Clearly the View is no rock scientist…er, geologist. But Benjamin F. Howell, Jr., was. Click on the link for his 1949 Northridge master’s thesis on “Structural Geology of the Region Between Pacoima and Little Tujunga Canyons, San Gabriel Mountains, California.” Howell’s descriptions of the land are exactly to be recognized today; only he doesn’t know why. Science hadn’t learned about plate tectonics yet; so Howell’s well-described process of uplift, which is driving the very recent geology of Little Tujunga, remained a mystery.

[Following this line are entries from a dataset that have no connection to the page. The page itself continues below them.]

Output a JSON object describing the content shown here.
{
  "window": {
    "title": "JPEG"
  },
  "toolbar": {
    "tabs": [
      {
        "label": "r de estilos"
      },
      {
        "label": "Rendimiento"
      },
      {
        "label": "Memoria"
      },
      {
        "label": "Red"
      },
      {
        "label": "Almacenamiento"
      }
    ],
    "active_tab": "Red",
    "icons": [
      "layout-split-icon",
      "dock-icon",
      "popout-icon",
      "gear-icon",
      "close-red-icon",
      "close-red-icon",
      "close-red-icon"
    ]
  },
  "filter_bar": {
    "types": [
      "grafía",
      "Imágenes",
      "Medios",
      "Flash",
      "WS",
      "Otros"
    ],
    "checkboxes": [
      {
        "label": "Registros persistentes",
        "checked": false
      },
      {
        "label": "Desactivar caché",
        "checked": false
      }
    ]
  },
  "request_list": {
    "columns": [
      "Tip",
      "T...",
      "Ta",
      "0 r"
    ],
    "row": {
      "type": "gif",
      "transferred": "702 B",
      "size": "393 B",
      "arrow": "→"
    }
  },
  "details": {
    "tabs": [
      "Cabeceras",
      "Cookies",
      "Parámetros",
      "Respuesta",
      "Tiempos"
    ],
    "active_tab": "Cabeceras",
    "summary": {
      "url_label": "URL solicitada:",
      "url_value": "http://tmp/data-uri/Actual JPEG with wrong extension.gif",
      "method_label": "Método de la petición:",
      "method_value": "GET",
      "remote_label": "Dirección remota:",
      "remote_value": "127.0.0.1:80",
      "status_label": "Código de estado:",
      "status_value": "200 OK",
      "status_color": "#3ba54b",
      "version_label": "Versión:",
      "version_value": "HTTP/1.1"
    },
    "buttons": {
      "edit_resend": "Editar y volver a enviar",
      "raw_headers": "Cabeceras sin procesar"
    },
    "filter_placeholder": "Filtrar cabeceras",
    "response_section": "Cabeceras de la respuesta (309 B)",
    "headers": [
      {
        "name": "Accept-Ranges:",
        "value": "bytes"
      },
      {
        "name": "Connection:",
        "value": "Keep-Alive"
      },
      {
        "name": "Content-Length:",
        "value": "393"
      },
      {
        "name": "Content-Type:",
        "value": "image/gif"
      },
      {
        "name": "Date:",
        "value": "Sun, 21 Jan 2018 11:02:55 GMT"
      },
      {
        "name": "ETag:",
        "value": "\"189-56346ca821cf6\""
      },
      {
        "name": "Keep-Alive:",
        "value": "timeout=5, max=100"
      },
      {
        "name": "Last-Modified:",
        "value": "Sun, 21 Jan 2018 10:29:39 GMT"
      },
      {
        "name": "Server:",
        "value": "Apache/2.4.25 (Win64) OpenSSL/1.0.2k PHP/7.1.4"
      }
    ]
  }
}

https://thesis.library.caltech.edu/8208/1/Howell%2C%20Jr%2C%20BF%201949.pdf

Today is a big storm. When the TV news comes on later, I can now calmly reassure Janet:

“Uplift, my dear, it’s all about uplift. Strike-slip faults; you know. Plate tectonics? The Transverse Range? Alluvial fan deposits, and magma batholiths? They rise through eroding sandstone layers, leaving granite domes and ridges. The prevailing westerlies? Fog banks? Monterey Shale? Gneiss, quartz, and dolomite? They erode to pebbles and sand, wash down to the sea at San Pedro, get compressed to rock, and then a million years later, another lurch north of the Pacific Plate scrunches the sea-bed up and up into high mountains, where it splits into fault blocks, then erodes again to boulders that get washed down the creeks, gold bars and placer deposits. They all tumble back into the sandy sea bed, and are uplifted again, and again, ad infinitum.”

Fault blocks in Little Tujunga Canyon. Old land surface atop alluvial deposits which the creek is now cutting through, washing sand and the embedded granite stones that tumbled from the mountains, back out to sea again.